简体繁体 English

Apache Spark中RowMatrix和Matrix之间的区别？

[英]Difference between RowMatrix and Matrix in Apache Spark?

原文 2016-02-19 05:09:16 0 2 java/ apache-spark/ apache-spark-mllib

我想知道Apache Spark中可用的RowMatrix和Matrix类之间的基本区别。

2 个解决方案

A little bit more precise question here would be what is a difference between mllib.linalg.Matrix and mllib.linalg.distributed.DistributedMatrix . 这里有一个更精确的问题是mllib.linalg.Matrix和mllib.linalg.distributed.DistributedMatrix之间有什么区别。

Matrix is a trait which represents local matrices which reside in a memory of a single machine. Matrix是一个特征，代表驻留在单个计算机内存中的局部矩阵 。 For now there are two basic implementations: DenseMatrix and SparseMatrix . 现在有两个基本实现： DenseMatrix和SparseMatrix 。
DistributedMatrix is a trait which represents distributed matrices build on top of RDD . DistributedMatrix是一个特征，代表建立在RDD之上的分布式矩阵 。 RowMatrix is a subclass of a DistributedMatrix which stores data in a row-wise manner without meaningful row ordering. RowMatrix是DistributedMatrix的子类，它以行方式存储数据，而没有有意义的行顺序。 There are other implementations of DistributedMatrix (like IndexedRowMatrix , CoordinateMatrix and BlockMatrix ) each with its own storage strategy and specific set of methods. DistributedMatrix还有其他实现（例如IndexedRowMatrix ， CoordinateMatrix和BlockMatrix ），每个实现都有自己的存储策略和特定的方法集。 See for example Matrix Multiplication in Apache Spark 参见例如Apache Spark中的矩阵乘法

This is going to come down a little to the idioms of the language / framework / discipline you're using, but in computer science, an array is a one dimensional "list" of "things" that can be referenced by their position in the list. 这将归结为您所使用的语言/框架/学科的惯用法，但是在计算机科学中，数组是“事物”的一维“列表”，可以通过它们在目录中的位置来引用。清单。 One of the things that can be in the list is another array which let you make arrays of arrays (of arrays of arrays ...) giving you a data set arbitrarily large dimension. 列表中可以包含的内容之一是另一个数组，该数组使您可以创建数组的数组（数组的数组...），从而为您提供任意大尺寸的数据集。

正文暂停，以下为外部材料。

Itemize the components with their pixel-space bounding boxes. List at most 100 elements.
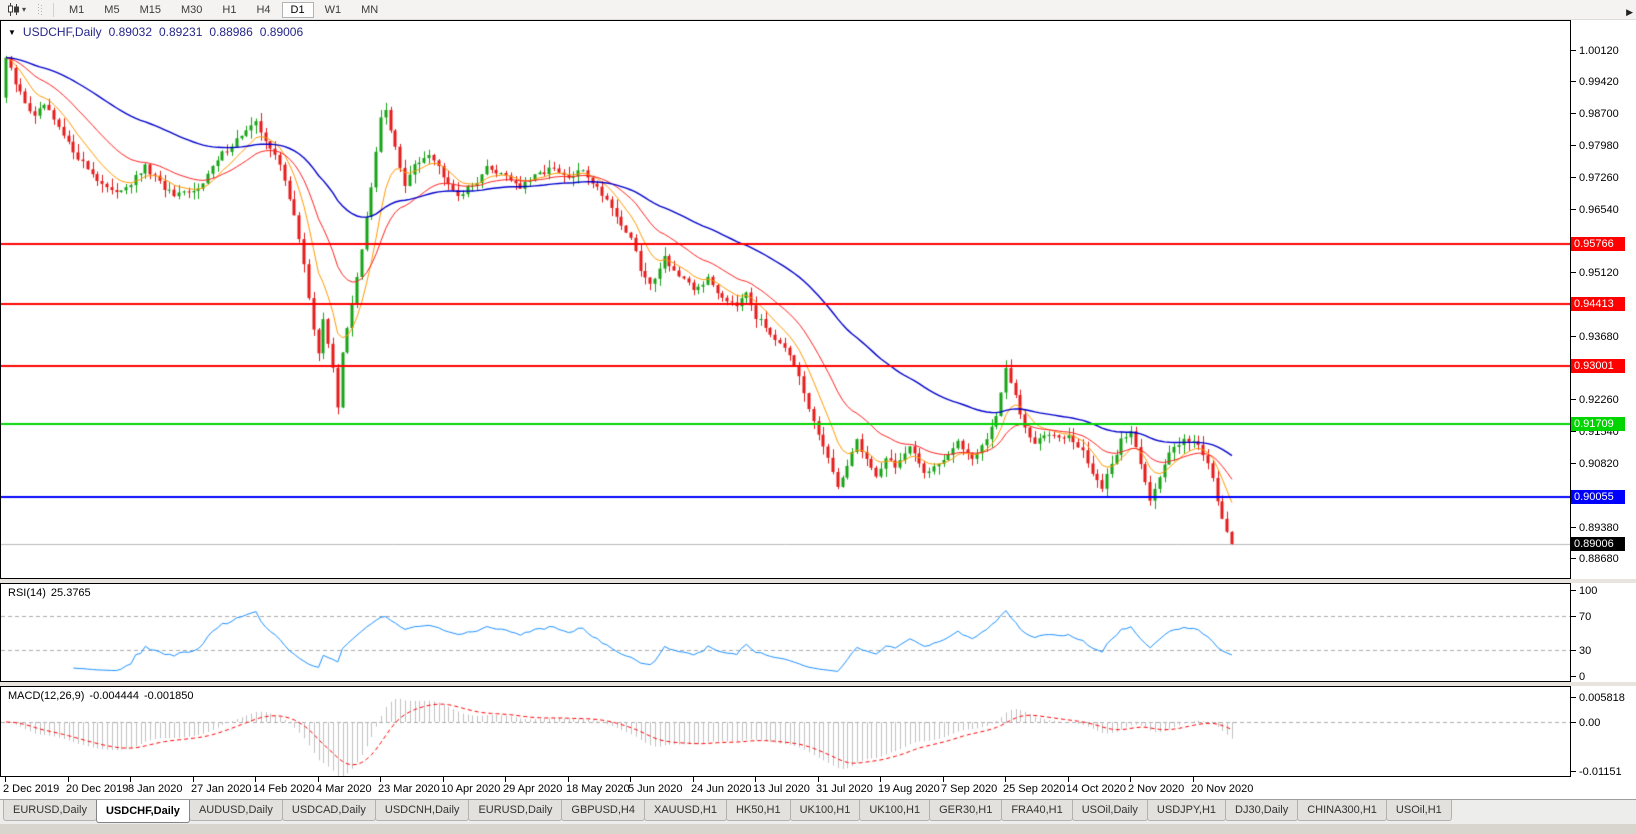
time-axis-label: 19 Aug 2020 <box>878 783 940 795</box>
top-toolbar: ▾ M1M5M15M30H1H4D1W1MN <box>0 0 1636 20</box>
price-axis-label: 0.98700 <box>1579 108 1619 120</box>
candlestick-style-icon <box>7 3 20 16</box>
time-axis-label: 13 Jul 2020 <box>753 783 810 795</box>
timeframe-button-group: M1M5M15M30H1H4D1W1MN <box>59 2 388 18</box>
rsi-axis[interactable]: 10070300 <box>1571 583 1636 682</box>
chart-tab-eurusd-daily[interactable]: EURUSD,Daily <box>3 800 97 821</box>
time-axis[interactable]: 2 Dec 201920 Dec 20198 Jan 202027 Jan 20… <box>0 777 1571 799</box>
chart-tab-usdchf-daily[interactable]: USDCHF,Daily <box>96 800 190 823</box>
chart-tab-eurusd-daily[interactable]: EURUSD,Daily <box>468 800 562 821</box>
rsi-label: RSI(14) 25.3765 <box>8 587 91 599</box>
macd-axis-label: -0.01151 <box>1579 766 1622 778</box>
rsi-axis-label: 70 <box>1579 611 1591 623</box>
timeframe-button-m30[interactable]: M30 <box>172 2 211 18</box>
time-axis-tick <box>443 777 444 782</box>
timeframe-button-d1[interactable]: D1 <box>282 2 314 18</box>
key-level-price-badge: 0.90055 <box>1571 490 1625 504</box>
time-axis-label: 14 Oct 2020 <box>1066 783 1126 795</box>
key-level-price-badge: 0.91709 <box>1571 417 1625 431</box>
time-axis-tick <box>5 777 6 782</box>
time-axis-tick <box>943 777 944 782</box>
chart-tab-uk100-h1[interactable]: UK100,H1 <box>790 800 861 821</box>
ohlc-close: 0.89006 <box>260 25 303 39</box>
chart-tab-usdcnh-daily[interactable]: USDCNH,Daily <box>375 800 470 821</box>
chart-tab-uk100-h1[interactable]: UK100,H1 <box>859 800 930 821</box>
time-axis-label: 14 Feb 2020 <box>253 783 315 795</box>
time-axis-tick <box>1005 777 1006 782</box>
time-axis-label: 29 Apr 2020 <box>503 783 562 795</box>
macd-name: MACD(12,26,9) <box>8 690 84 702</box>
chart-tab-xauusd-h1[interactable]: XAUUSD,H1 <box>644 800 727 821</box>
time-axis-tick <box>255 777 256 782</box>
price-axis-label: 0.88680 <box>1579 553 1619 565</box>
time-axis-label: 31 Jul 2020 <box>816 783 873 795</box>
rsi-canvas[interactable] <box>1 584 1570 681</box>
timeframe-button-w1[interactable]: W1 <box>316 2 351 18</box>
price-axis-label: 0.97260 <box>1579 172 1619 184</box>
tab-scroll-right-icon[interactable]: ▶ <box>1626 7 1633 17</box>
toolbar-drag-handle[interactable] <box>38 4 42 16</box>
toolbar-separator <box>53 3 54 17</box>
chart-tab-ger30-h1[interactable]: GER30,H1 <box>929 800 1002 821</box>
timeframe-button-mn[interactable]: MN <box>352 2 387 18</box>
collapse-chart-icon[interactable]: ▼ <box>8 28 16 37</box>
time-axis-tick <box>318 777 319 782</box>
chevron-down-icon: ▾ <box>22 6 26 14</box>
chart-tab-audusd-daily[interactable]: AUDUSD,Daily <box>189 800 283 821</box>
rsi-axis-label: 30 <box>1579 645 1591 657</box>
price-axis-label: 1.00120 <box>1579 45 1619 57</box>
chart-tab-usoil-daily[interactable]: USOil,Daily <box>1072 800 1148 821</box>
time-axis-label: 20 Nov 2020 <box>1191 783 1253 795</box>
time-axis-label: 10 Apr 2020 <box>441 783 500 795</box>
timeframe-button-m1[interactable]: M1 <box>60 2 93 18</box>
chart-tab-usoil-h1[interactable]: USOil,H1 <box>1386 800 1452 821</box>
ohlc-high: 0.89231 <box>159 25 202 39</box>
time-axis-label: 5 Jun 2020 <box>628 783 682 795</box>
price-axis-label: 0.90820 <box>1579 458 1619 470</box>
ohlc-open: 0.89032 <box>109 25 152 39</box>
time-axis-label: 23 Mar 2020 <box>378 783 440 795</box>
price-axis[interactable]: 1.001200.994200.987000.979800.972600.965… <box>1571 20 1636 579</box>
macd-canvas[interactable] <box>1 687 1570 776</box>
price-axis-label: 0.97980 <box>1579 140 1619 152</box>
time-axis-tick <box>693 777 694 782</box>
chart-tab-usdcad-daily[interactable]: USDCAD,Daily <box>282 800 376 821</box>
time-axis-label: 4 Mar 2020 <box>316 783 372 795</box>
time-axis-label: 24 Jun 2020 <box>691 783 752 795</box>
timeframe-button-m15[interactable]: M15 <box>131 2 170 18</box>
time-axis-label: 18 May 2020 <box>566 783 630 795</box>
chart-tab-fra40-h1[interactable]: FRA40,H1 <box>1001 800 1072 821</box>
chart-style-tool-button[interactable]: ▾ <box>3 1 30 19</box>
macd-axis-label: 0.005818 <box>1579 692 1625 704</box>
chart-tab-hk50-h1[interactable]: HK50,H1 <box>726 800 791 821</box>
chart-title: ▼ USDCHF,Daily 0.89032 0.89231 0.88986 0… <box>8 25 303 39</box>
timeframe-button-m5[interactable]: M5 <box>95 2 128 18</box>
chart-tab-china300-h1[interactable]: CHINA300,H1 <box>1297 800 1387 821</box>
chart-tab-gbpusd-h4[interactable]: GBPUSD,H4 <box>561 800 645 821</box>
time-axis-label: 27 Jan 2020 <box>191 783 252 795</box>
time-axis-tick <box>818 777 819 782</box>
time-axis-tick <box>130 777 131 782</box>
macd-label: MACD(12,26,9) -0.004444 -0.001850 <box>8 690 194 702</box>
macd-signal-value: -0.001850 <box>144 690 194 702</box>
chart-tab-dj30-daily[interactable]: DJ30,Daily <box>1225 800 1298 821</box>
time-axis-tick <box>68 777 69 782</box>
timeframe-button-h1[interactable]: H1 <box>213 2 245 18</box>
price-axis-label: 0.99420 <box>1579 76 1619 88</box>
key-level-price-badge: 0.93001 <box>1571 359 1625 373</box>
time-axis-tick <box>380 777 381 782</box>
time-axis-label: 2 Nov 2020 <box>1128 783 1184 795</box>
price-chart-panel: ▼ USDCHF,Daily 0.89032 0.89231 0.88986 0… <box>0 20 1571 579</box>
time-axis-tick <box>505 777 506 782</box>
time-axis-label: 25 Sep 2020 <box>1003 783 1065 795</box>
chart-tab-usdjpy-h1[interactable]: USDJPY,H1 <box>1147 800 1226 821</box>
key-level-price-badge: 0.95766 <box>1571 237 1625 251</box>
time-axis-label: 2 Dec 2019 <box>3 783 59 795</box>
chart-symbol-label: USDCHF,Daily <box>23 25 102 39</box>
timeframe-button-h4[interactable]: H4 <box>247 2 279 18</box>
macd-axis[interactable]: 0.0058180.00-0.01151 <box>1571 686 1636 777</box>
macd-main-value: -0.004444 <box>89 690 139 702</box>
price-axis-label: 0.95120 <box>1579 267 1619 279</box>
price-chart-canvas[interactable] <box>1 21 1570 578</box>
current-price-badge: 0.89006 <box>1571 537 1625 551</box>
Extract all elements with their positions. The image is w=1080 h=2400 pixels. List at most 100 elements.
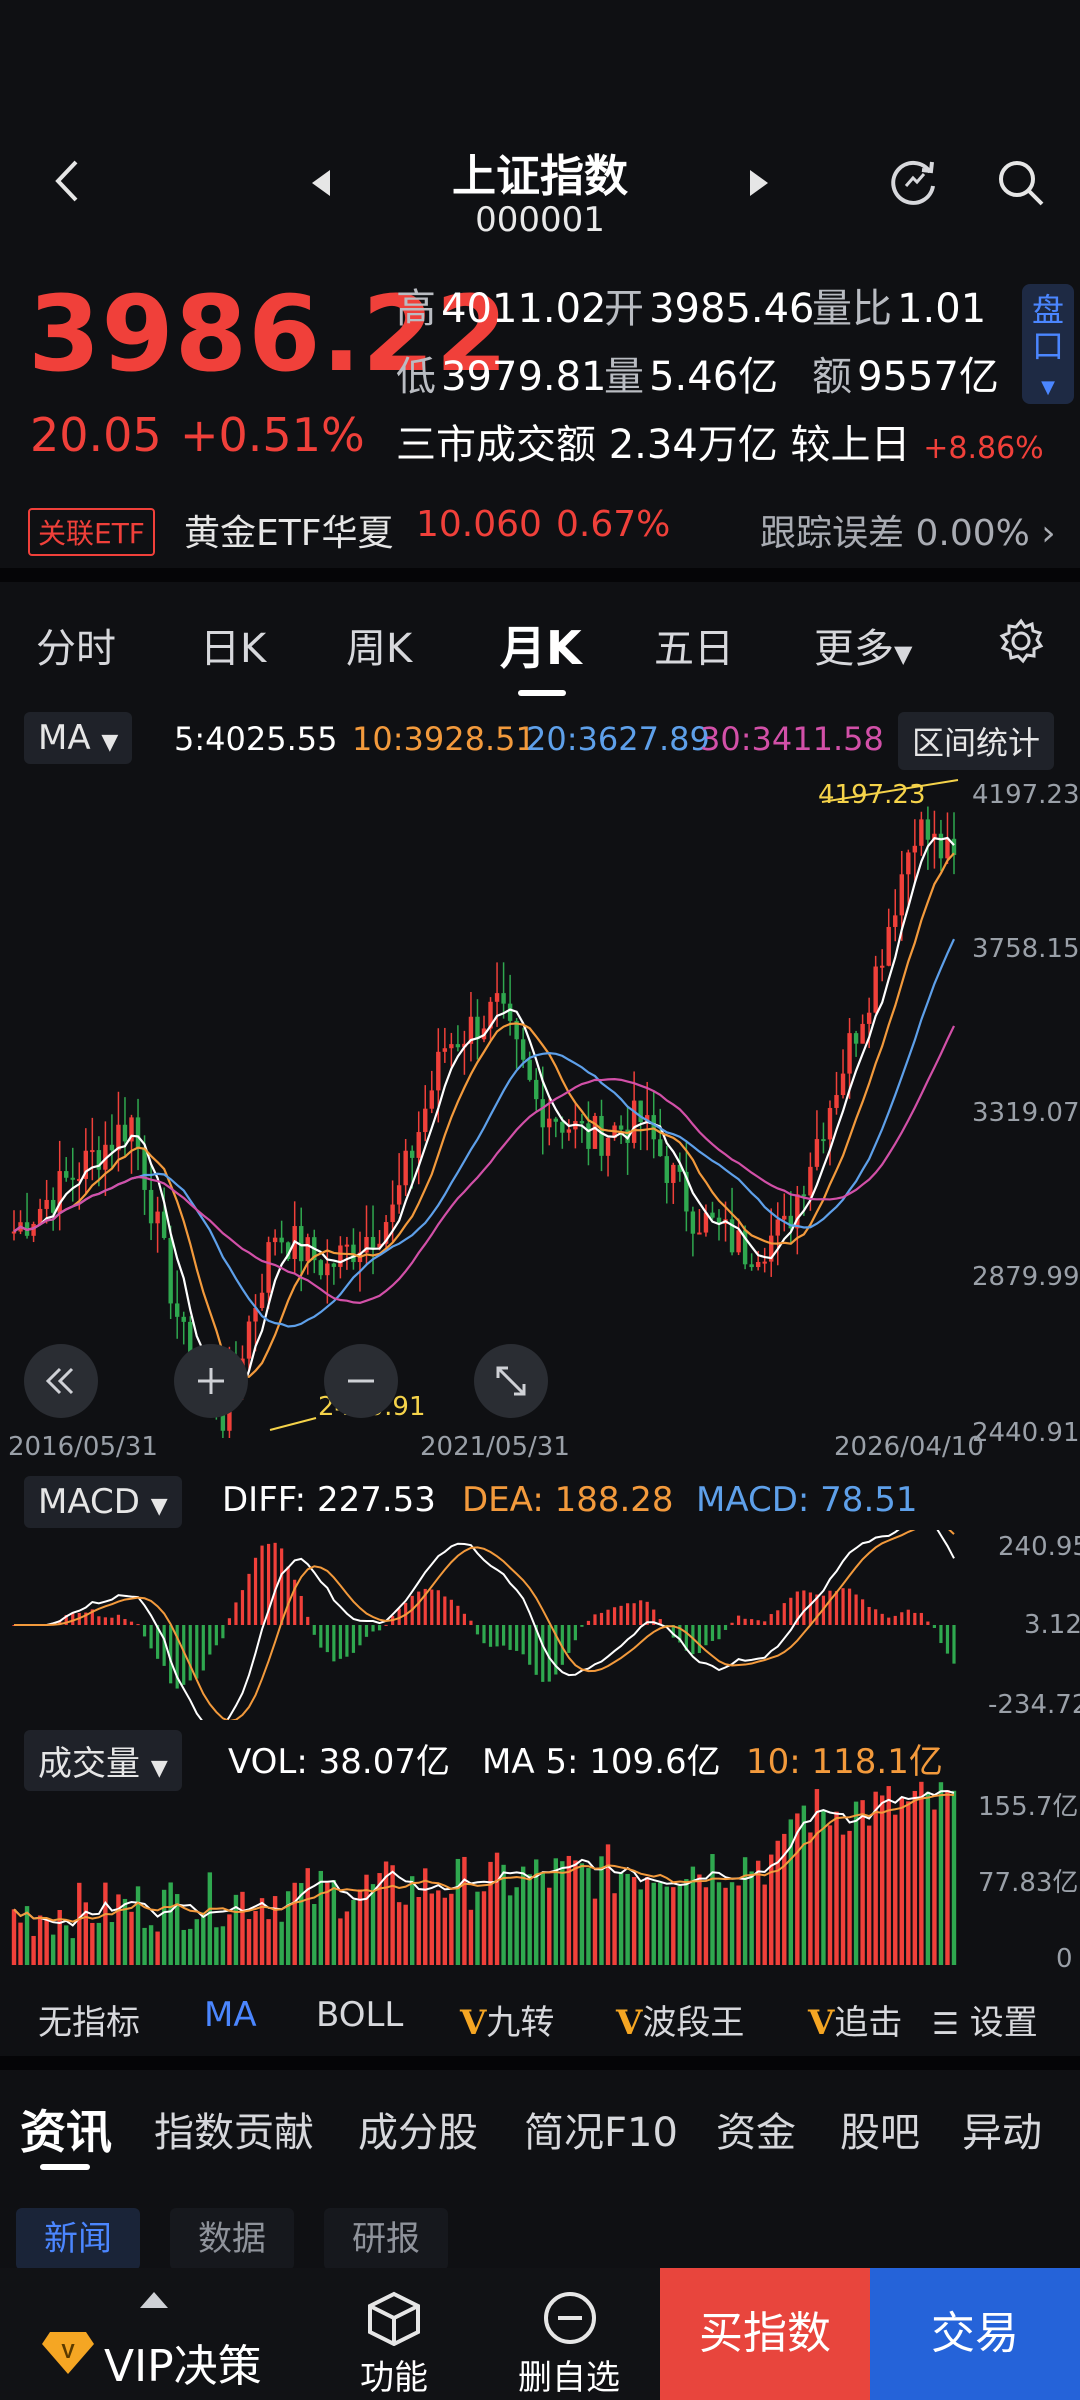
tab-index-contribution[interactable]: 指数贡献 (154, 2100, 314, 2158)
candle-body (429, 1090, 434, 1109)
macd-bar (253, 1557, 258, 1625)
macd-bar (769, 1614, 773, 1625)
range-stats-button[interactable]: 区间统计 (898, 712, 1055, 770)
function-cube-icon[interactable] (364, 2290, 424, 2350)
volume-bar (906, 1801, 911, 1965)
macd-bar (567, 1625, 571, 1653)
remove-watchlist-icon[interactable] (540, 2290, 600, 2350)
refresh-icon[interactable] (886, 156, 940, 214)
buy-index-button[interactable]: 买指数 (660, 2268, 870, 2400)
tab-weekly-k[interactable]: 周K (346, 616, 412, 674)
tab-news-main[interactable]: 资讯 (20, 2096, 112, 2162)
function-label[interactable]: 功能 (360, 2350, 428, 2399)
tracking-error[interactable]: 跟踪误差 0.00% › (760, 504, 1056, 556)
candle-body (11, 1231, 17, 1234)
tab-monthly-k[interactable]: 月K (500, 612, 582, 678)
remove-watchlist-label[interactable]: 删自选 (518, 2350, 620, 2399)
macd-bar (227, 1618, 232, 1625)
macd-bar (880, 1613, 884, 1625)
stat-ratio: 量比 1.01 (812, 286, 987, 332)
indicator-boll[interactable]: BOLL (316, 1995, 403, 2035)
subtab-research[interactable]: 研报 (324, 2208, 448, 2270)
tab-funds[interactable]: 资金 (716, 2100, 796, 2158)
candle-body (135, 1117, 141, 1149)
volume-bar (305, 1868, 310, 1965)
indicator-boduanwang[interactable]: V波段王 (616, 1995, 744, 2044)
candle-body (671, 1164, 676, 1183)
candle-body (122, 1124, 128, 1142)
expand-up-icon[interactable] (138, 2290, 170, 2314)
tab-fenshi[interactable]: 分时 (36, 616, 116, 674)
subtab-data[interactable]: 数据 (170, 2208, 294, 2270)
subtab-news[interactable]: 新闻 (16, 2208, 140, 2270)
indicator-jiuzhuan[interactable]: V九转 (460, 1995, 554, 2044)
candle-body (925, 819, 931, 840)
ma5-line (13, 836, 955, 1397)
next-stock-icon[interactable] (748, 168, 770, 202)
settings-gear-icon[interactable] (998, 618, 1044, 668)
tab-five-day[interactable]: 五日 (654, 616, 734, 674)
macd-bar (443, 1596, 447, 1625)
search-icon[interactable] (994, 156, 1048, 214)
volume-bar (370, 1884, 376, 1965)
candle-body (325, 1263, 330, 1276)
volume-bar (148, 1925, 154, 1965)
candle-body (886, 926, 891, 966)
macd-bar (214, 1625, 218, 1646)
zoom-out-icon[interactable] (324, 1344, 398, 1418)
indicator-ma[interactable]: MA (204, 1995, 257, 2035)
macd-bar (358, 1625, 362, 1646)
tab-more[interactable]: 更多▼ (814, 616, 912, 674)
candle-body (436, 1051, 441, 1091)
macd-bar (142, 1625, 147, 1637)
vip-decision-button[interactable]: VIP决策 (104, 2330, 262, 2394)
macd-bar (449, 1599, 453, 1625)
pankou-button[interactable]: 盘口 ▼ (1022, 284, 1074, 404)
candle-body (155, 1211, 160, 1224)
volume-bar (240, 1891, 245, 1965)
macd-y-2: 3.12 (1024, 1610, 1080, 1640)
indicator-settings[interactable]: ☰ 设置 (932, 1995, 1038, 2044)
tab-anomaly[interactable]: 异动 (962, 2100, 1042, 2158)
trade-button[interactable]: 交易 (870, 2268, 1080, 2400)
indicator-none[interactable]: 无指标 (38, 1995, 140, 2044)
ma-selector[interactable]: MA ▼ (24, 712, 133, 764)
volume-bar (540, 1873, 545, 1965)
candle-body (331, 1263, 337, 1267)
stat-open: 开 3985.46 (604, 286, 815, 332)
volume-bar (168, 1882, 173, 1965)
candle-body (64, 1171, 69, 1178)
fullscreen-icon[interactable] (474, 1344, 548, 1418)
ma30-value: 30:3411.58 (700, 720, 884, 758)
tab-constituents[interactable]: 成分股 (358, 2100, 478, 2158)
macd-bar (319, 1625, 323, 1648)
volume-bar (586, 1868, 591, 1965)
macd-y-3: -234.72 (988, 1690, 1080, 1720)
macd-bar (867, 1606, 871, 1625)
scroll-left-icon[interactable] (24, 1344, 98, 1418)
volume-bar (90, 1922, 95, 1965)
macd-selector[interactable]: MACD ▼ (24, 1476, 182, 1528)
macd-y-1: 240.95 (998, 1532, 1080, 1562)
volume-bar (579, 1863, 585, 1965)
candle-body (873, 966, 878, 1013)
tab-guba[interactable]: 股吧 (840, 2100, 920, 2158)
volume-bar (886, 1786, 891, 1965)
volume-bar (684, 1879, 689, 1965)
indicator-zhuiji[interactable]: V追击 (808, 1995, 902, 2044)
candle-body (664, 1156, 669, 1183)
tab-f10[interactable]: 简况F10 (524, 2100, 678, 2158)
tab-daily-k[interactable]: 日K (200, 616, 266, 674)
zoom-in-icon[interactable] (174, 1344, 248, 1418)
macd-bar (730, 1622, 734, 1625)
volume-bar (494, 1852, 500, 1965)
volume-bar (338, 1918, 343, 1965)
candle-body (605, 1137, 611, 1156)
candle-body (272, 1237, 278, 1243)
candle-body (31, 1223, 36, 1236)
volume-bar (755, 1860, 761, 1965)
volume-bar (873, 1791, 878, 1965)
etf-name[interactable]: 黄金ETF华夏 (184, 504, 393, 556)
macd-bar (508, 1625, 512, 1650)
volume-bar (925, 1791, 931, 1965)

A matrix comes from linear algebra and is a two dimensional representation of data (which can be represented by an array of arrays) that comes with a powerful set of mathematical operations that allows you to manipulate the data in interesting ways. 矩阵来自线性代数，是数据的二维表示（可以用数组数组表示），带有一组强大的数学运算，可让您以有趣的方式操作数据。 While arrays can vary in size, the width and height of a matrix is generally know based on the specific type of operations you're going to perform. 尽管数组的大小可以变化，但是通常根据要执行的特定操作类型知道矩阵的宽度和高度。

Matrixes are used extensively in 3d graphics and physics engines because they are a fast, convenient way of representing transformation and acceleration data for objects in three dimensions. 矩阵在3D图形和物理引擎中被广泛使用，因为矩阵是一种快速，便捷的方式来表示三维对象的变换和加速度数据。

Array : Collection of homogeneous elements. 数组：齐次元素的集合。

Matrix : A simple row and column thing. 矩阵：一个简单的行和列的东西。

Both are different things in different spaces. 两者在不同的空间中是不同的事物。 But in computer programming, a collection of single dimensions array can be termed as matrix. 但是在计算机编程中，一维数组的集合可以称为矩阵。 You can represent an 2d Array(ie, collection of single dimension arrays) in matrix form. 您可以用矩阵形式表示二维数组（即，单维数组的集合）。

Example 例

A[2][3] : This means A is a collection of 2 single dimension arrays each of size 3. A [2] [3]：这意味着A是2个单维数组的集合，每个数组的大小为3。

A[1,1] A[1,2] A[1,3] //This is a single dimensional array A [1,1] A [1,2] A [1,3] //这是一维数组

A[2,1] A[2,2] A[2,3] //This is another single dimensional array A [2,1] A [2,2] A [2,3] //这是另一个一维数组

//The collection is a multi-dimensional or 2d Array. //集合是一个多维或二维数组。